By Preetika Rana 

SHANGHAI -- Big Pharma is investing billions of dollars to tackle deadly diseases prevalent in China, developing new drugs to combat a lineup of top killers that differ from those in the West.

Swiss drugmaker Novartis AG is testing a molecule to combat a rare head and neck cancer widespread in southern China. American rival Johnson & Johnson is creating innovative drugs to tackle lung cancer and hepatitis B, endemic in China. And France's Sanofi SA is researching a new way to treat liver cancer -- one of the most common forms of cancer here -- despite early setbacks.

The move is a switch from a decades-old strategy of selling existing drugs to China's billion-plus people, and is aimed at gaining a stronger foothold in the world's second-largest drug market which has long eluded Western companies.
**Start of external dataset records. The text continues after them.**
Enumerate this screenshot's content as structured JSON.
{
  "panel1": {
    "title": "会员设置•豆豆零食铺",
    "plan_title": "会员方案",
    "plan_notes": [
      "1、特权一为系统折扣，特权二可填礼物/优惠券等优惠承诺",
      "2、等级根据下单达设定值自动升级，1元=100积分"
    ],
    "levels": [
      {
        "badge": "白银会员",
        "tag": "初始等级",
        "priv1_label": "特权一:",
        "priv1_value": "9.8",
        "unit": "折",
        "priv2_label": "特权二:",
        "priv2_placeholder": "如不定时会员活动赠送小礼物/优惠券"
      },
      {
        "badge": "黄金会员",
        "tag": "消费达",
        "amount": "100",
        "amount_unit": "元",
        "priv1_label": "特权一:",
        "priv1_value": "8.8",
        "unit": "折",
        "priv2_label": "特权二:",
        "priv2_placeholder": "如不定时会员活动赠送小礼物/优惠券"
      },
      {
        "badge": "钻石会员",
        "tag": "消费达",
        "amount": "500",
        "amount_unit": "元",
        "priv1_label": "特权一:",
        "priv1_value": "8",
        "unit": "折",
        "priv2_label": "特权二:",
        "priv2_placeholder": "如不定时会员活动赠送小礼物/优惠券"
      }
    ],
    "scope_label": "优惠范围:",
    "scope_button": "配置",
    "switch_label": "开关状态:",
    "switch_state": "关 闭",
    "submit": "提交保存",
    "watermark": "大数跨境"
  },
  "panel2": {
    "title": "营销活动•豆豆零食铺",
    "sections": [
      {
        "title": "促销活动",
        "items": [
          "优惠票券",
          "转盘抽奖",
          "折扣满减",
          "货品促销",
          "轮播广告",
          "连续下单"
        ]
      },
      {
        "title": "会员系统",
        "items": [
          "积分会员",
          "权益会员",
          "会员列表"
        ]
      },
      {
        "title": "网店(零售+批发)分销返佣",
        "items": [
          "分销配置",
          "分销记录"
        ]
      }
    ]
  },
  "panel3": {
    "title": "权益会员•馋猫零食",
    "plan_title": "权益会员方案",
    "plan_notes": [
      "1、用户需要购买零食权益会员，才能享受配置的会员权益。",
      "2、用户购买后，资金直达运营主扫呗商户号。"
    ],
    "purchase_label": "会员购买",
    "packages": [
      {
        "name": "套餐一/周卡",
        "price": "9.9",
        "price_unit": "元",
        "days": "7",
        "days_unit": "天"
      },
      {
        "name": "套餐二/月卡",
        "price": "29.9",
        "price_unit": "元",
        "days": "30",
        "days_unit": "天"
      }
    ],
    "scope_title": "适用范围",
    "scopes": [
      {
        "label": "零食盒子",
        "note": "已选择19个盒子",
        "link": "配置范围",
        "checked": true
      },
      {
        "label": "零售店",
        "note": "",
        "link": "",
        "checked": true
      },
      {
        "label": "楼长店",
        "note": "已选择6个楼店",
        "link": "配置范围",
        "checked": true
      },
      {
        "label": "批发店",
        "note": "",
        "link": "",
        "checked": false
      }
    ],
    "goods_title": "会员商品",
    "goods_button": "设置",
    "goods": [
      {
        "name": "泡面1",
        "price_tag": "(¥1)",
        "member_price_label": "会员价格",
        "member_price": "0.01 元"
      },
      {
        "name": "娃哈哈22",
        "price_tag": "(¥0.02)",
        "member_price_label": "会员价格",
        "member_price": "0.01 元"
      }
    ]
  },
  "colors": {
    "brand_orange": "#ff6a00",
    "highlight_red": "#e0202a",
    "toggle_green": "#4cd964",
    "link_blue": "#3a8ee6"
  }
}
Lung, liver and stomach cancers are among China's top killers, according to the World Health Organization, accounting for more than a million deaths every year. Those diseases kill hundreds of thousands of people in countries like Japan and South Korea too, offering an opportunity for drugmakers to sell China-tailored treatments in neighboring markets. Alzheimer's and other forms of dementia are among the top causes of deaths in the U.S. in comparison.

But large unmet needs aren't alone driving companies to discover new therapies here. Regulatory hurdles have made it tough for foreign firms to quickly launch their newest treatments in China, largely because they are discovered overseas.

Recent corruption scandals have made it harder for companies to market older drugs that are approved for sale here. A Chinese court slapped a nearly-$500 million fine on GlaxoSmithKline PLC in 2014 after it found the U.K.-based company's local unit guilty of bribing doctors. Novartis last year agreed to pay $25 million to settle a Securities and Exchange Commission Investigation into bribery allegations in China.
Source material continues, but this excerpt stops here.